Image We use urine output as a “composite” indicator of a patient’s hemodynamic stability.

Image Oliguria is a normal response to stress.

Image A stressed patient retains volume directly (via ADH) or less directly by renal retention of sodium (via aldosterone).

Image A spot urine sodium less than 15 mEq/L means your patient’s kidneys are healthy; give crystalloid.

Image A spot urine sodium greater than 40 to 50 mEq/L means your patient’s kidneys are sick; optimize renal perfusion and search for any nephrotoxic drugs your patient might be receiving.

Image Lasix and low-dose dopamine may increase urine volume, but there is no evidence that they help the kidneys “bounce back” to health.


1. You are on night float and are called about an otherwise healthy patient who had a lysis of adhesions and small bowel resection during the day. The nurse tells you that the patient has made 20 mL of urine over the past two hours. You order a 1 L bolus after confirming that his vitals are normal and that he has no other evidence of hemodynamic instability.
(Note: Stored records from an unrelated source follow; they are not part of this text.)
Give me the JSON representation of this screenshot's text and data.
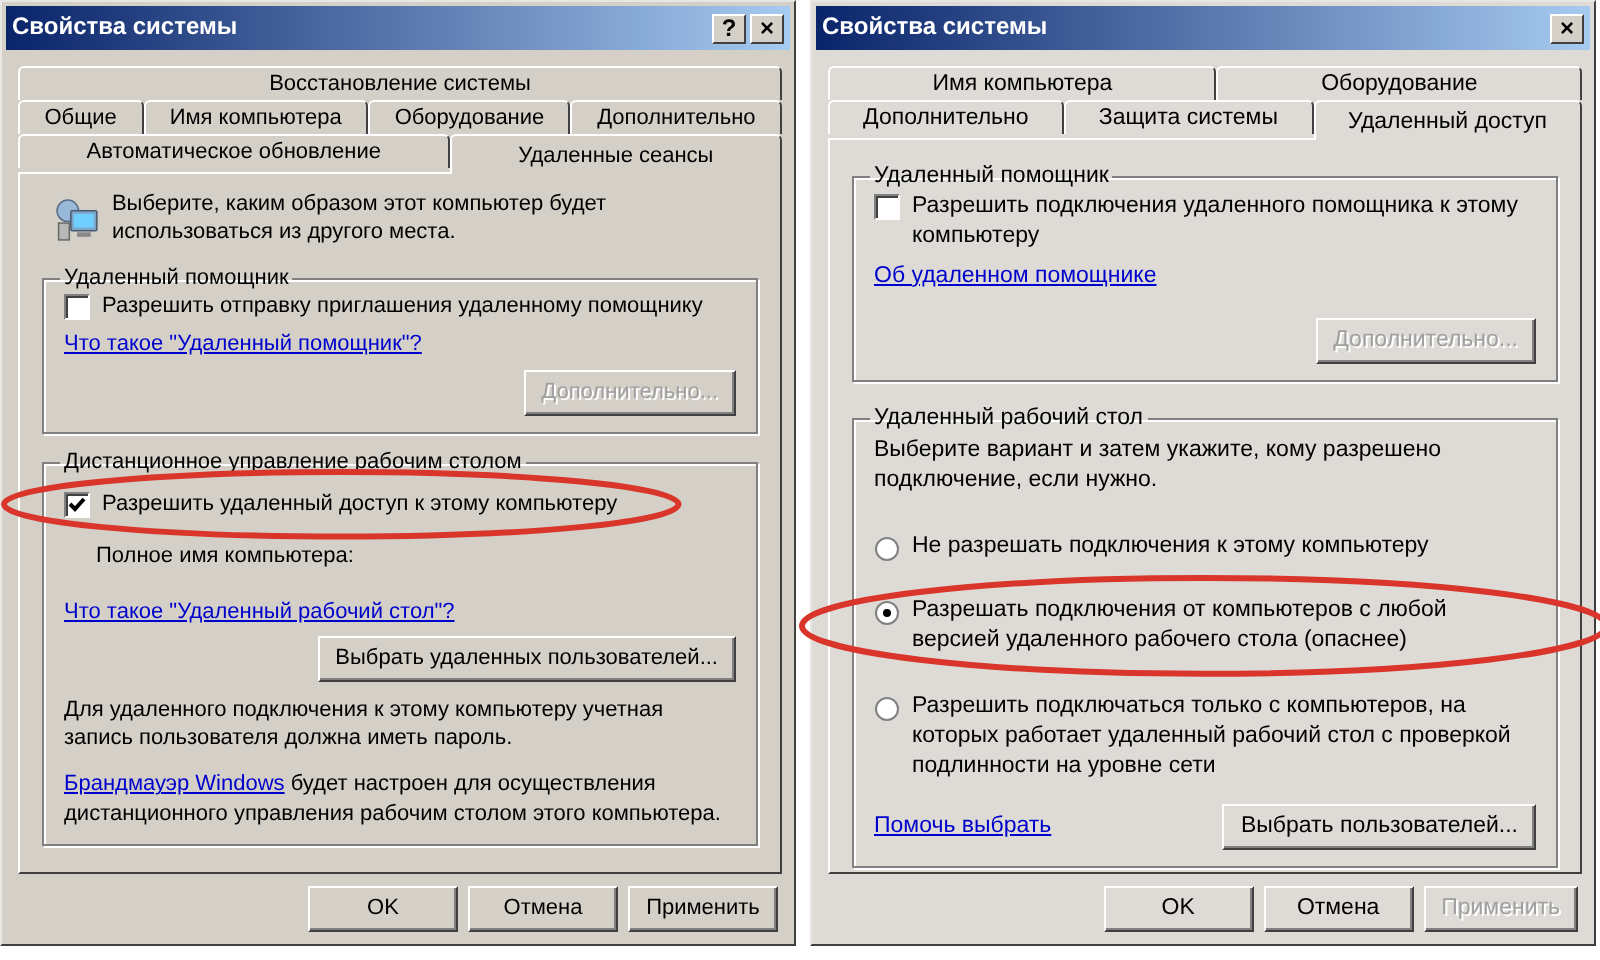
{
  "windows": [
    {
      "title": "Свойства системы",
      "title_buttons": [
        "?",
        "×"
      ],
      "tab_rows": [
        [
          {
            "label": "Восстановление системы",
            "selected": false
          }
        ],
        [
          {
            "label": "Общие",
            "selected": false
          },
          {
            "label": "Имя компьютера",
            "selected": false
          },
          {
            "label": "Оборудование",
            "selected": false
          },
          {
            "label": "Дополнительно",
            "selected": false
          }
        ],
        [
          {
            "label": "Автоматическое обновление",
            "selected": false
          },
          {
            "label": "Удаленные сеансы",
            "selected": true
          }
        ]
      ],
      "intro": "Выберите, каким образом этот компьютер будет использоваться из другого места.",
      "groups": [
        {
          "title": "Удаленный помощник",
          "items": [
            {
              "kind": "checkbox",
              "label": "Разрешить отправку приглашения удаленному помощнику",
              "checked": false,
              "circled": false
            },
            {
              "kind": "link",
              "text": "Что такое \"Удаленный помощник\"?"
            },
            {
              "kind": "button",
              "label": "Дополнительно...",
              "disabled": true
            }
          ]
        },
        {
          "title": "Дистанционное управление рабочим столом",
          "items": [
            {
              "kind": "checkbox",
              "label": "Разрешить удаленный доступ к этому компьютеру",
              "checked": true,
              "circled": true
            },
            {
              "kind": "label",
              "text": "Полное имя компьютера:"
            },
            {
              "kind": "link",
              "text": "Что такое \"Удаленный рабочий стол\"?"
            },
            {
              "kind": "button",
              "label": "Выбрать удаленных пользователей...",
              "disabled": false
            },
            {
              "kind": "text",
              "text": "Для удаленного подключения к этому компьютеру учетная запись пользователя должна иметь пароль."
            },
            {
              "kind": "link_text",
              "link": "Брандмауэр Windows",
              "text": "будет настроен для осуществления дистанционного управления рабочим столом этого компьютера."
            }
          ]
        }
      ],
      "buttons": [
        {
          "label": "OK",
          "disabled": false
        },
        {
          "label": "Отмена",
          "disabled": false
        },
        {
          "label": "Применить",
          "disabled": false
        }
      ]
    },
    {
      "title": "Свойства системы",
      "title_buttons": [
        "×"
      ],
      "tab_rows": [
        [
          {
            "label": "Имя компьютера",
            "selected": false
          },
          {
            "label": "Оборудование",
            "selected": false
          }
        ],
        [
          {
            "label": "Дополнительно",
            "selected": false
          },
          {
            "label": "Защита системы",
            "selected": false
          },
          {
            "label": "Удаленный доступ",
            "selected": true
          }
        ]
      ],
      "groups": [
        {
          "title": "Удаленный помощник",
          "items": [
            {
              "kind": "checkbox",
              "label": "Разрешить подключения удаленного помощника к этому компьютеру",
              "checked": false,
              "circled": false
            },
            {
              "kind": "link",
              "text": "Об удаленном помощнике"
            },
            {
              "kind": "button",
              "label": "Дополнительно...",
              "disabled": true
            }
          ]
        },
        {
          "title": "Удаленный рабочий стол",
          "items": [
            {
              "kind": "text",
              "text": "Выберите вариант и затем укажите, кому разрешено подключение, если нужно."
            },
            {
              "kind": "radio",
              "label": "Не разрешать подключения к этому компьютеру",
              "selected": false,
              "circled": false
            },
            {
              "kind": "radio",
              "label": "Разрешать подключения от компьютеров с любой версией удаленного рабочего стола (опаснее)",
              "selected": true,
              "circled": true
            },
            {
              "kind": "radio",
              "label": "Разрешить подключаться только с компьютеров, на которых работает удаленный рабочий стол с проверкой подлинности на уровне сети",
              "selected": false,
              "circled": false
            },
            {
              "kind": "link_and_button",
              "link": "Помочь выбрать",
              "button": "Выбрать пользователей..."
            }
          ]
        }
      ],
      "buttons": [
        {
          "label": "OK",
          "disabled": false
        },
        {
          "label": "Отмена",
          "disabled": false
        },
        {
          "label": "Применить",
          "disabled": true
        }
      ]
    }
  ]
}
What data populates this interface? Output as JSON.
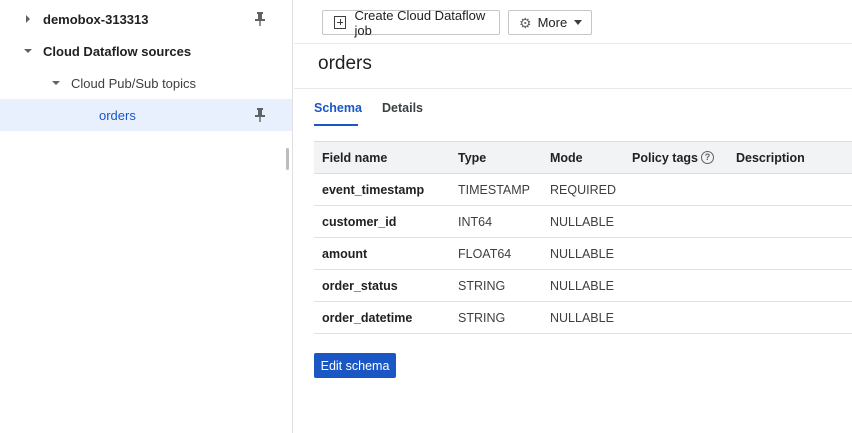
{
  "sidebar": {
    "items": [
      {
        "label": "demobox-313313"
      },
      {
        "label": "Cloud Dataflow sources"
      },
      {
        "label": "Cloud Pub/Sub topics"
      },
      {
        "label": "orders"
      }
    ]
  },
  "toolbar": {
    "create_label": "Create Cloud Dataflow job",
    "more_label": "More"
  },
  "page": {
    "title": "orders"
  },
  "tabs": [
    {
      "label": "Schema",
      "active": true
    },
    {
      "label": "Details",
      "active": false
    }
  ],
  "table": {
    "headers": [
      "Field name",
      "Type",
      "Mode",
      "Policy tags",
      "Description"
    ],
    "rows": [
      {
        "field": "event_timestamp",
        "type": "TIMESTAMP",
        "mode": "REQUIRED",
        "policy": "",
        "description": ""
      },
      {
        "field": "customer_id",
        "type": "INT64",
        "mode": "NULLABLE",
        "policy": "",
        "description": ""
      },
      {
        "field": "amount",
        "type": "FLOAT64",
        "mode": "NULLABLE",
        "policy": "",
        "description": ""
      },
      {
        "field": "order_status",
        "type": "STRING",
        "mode": "NULLABLE",
        "policy": "",
        "description": ""
      },
      {
        "field": "order_datetime",
        "type": "STRING",
        "mode": "NULLABLE",
        "policy": "",
        "description": ""
      }
    ]
  },
  "actions": {
    "edit_schema_label": "Edit schema"
  },
  "colors": {
    "accent": "#1a56c4",
    "selected_bg": "#e8f0fe",
    "header_bg": "#f1f3f4"
  },
  "icons": {
    "pin": "pin-icon",
    "add": "add-box-icon",
    "gear": "gear-icon",
    "help": "help-icon"
  }
}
When you check back in an hour, you learn that the patient has only made an additional 5 mL of urine. You go to evaluate the patient. Other than a physical exam, your next step should be which of the following?

A. Check a CBC.

B. Order another 1 L bolus and reevaluate in 30 minutes.

C. Order furosemide 40 mg IV.

D. Flush the Foley.

2. A burn patient admitted 3 weeks ago has become progressively oliguric over the past six hours. She is now making just 15 mL/h and has not responded to 2 L of crystalloid. You ordered a urine spot protein. Which result would be most consistent with kidney injury (eg, ATN)?

A. 3.2 mEq/L

B. 10 mEq/L

C. 25 mEq/L

D. 50 mEq/L


1. A. The patient is at low risk of hemorrhage, so an empiric 1 L bolus was a reasonable first move. But since he didn’t respond, it is important to rule out other causes of inadequate renal perfusion. If the patient’s oliguria is due to hypovolemia, furosemide will only make it worse. While a partially clogged Foley could be the cause, it is unlikely in the setting of low but nonzero urine output for three hours. While not listed as an answer, one can also check a spot urine sodium if there is any confusion about whether this is a prerenal or intrarenal problem.

2. D. Less than 15 mEq/L suggests a prerenal cause (hypovolemia, stress, shock), while more than 40 mEq/L suggests kidney dysfunction.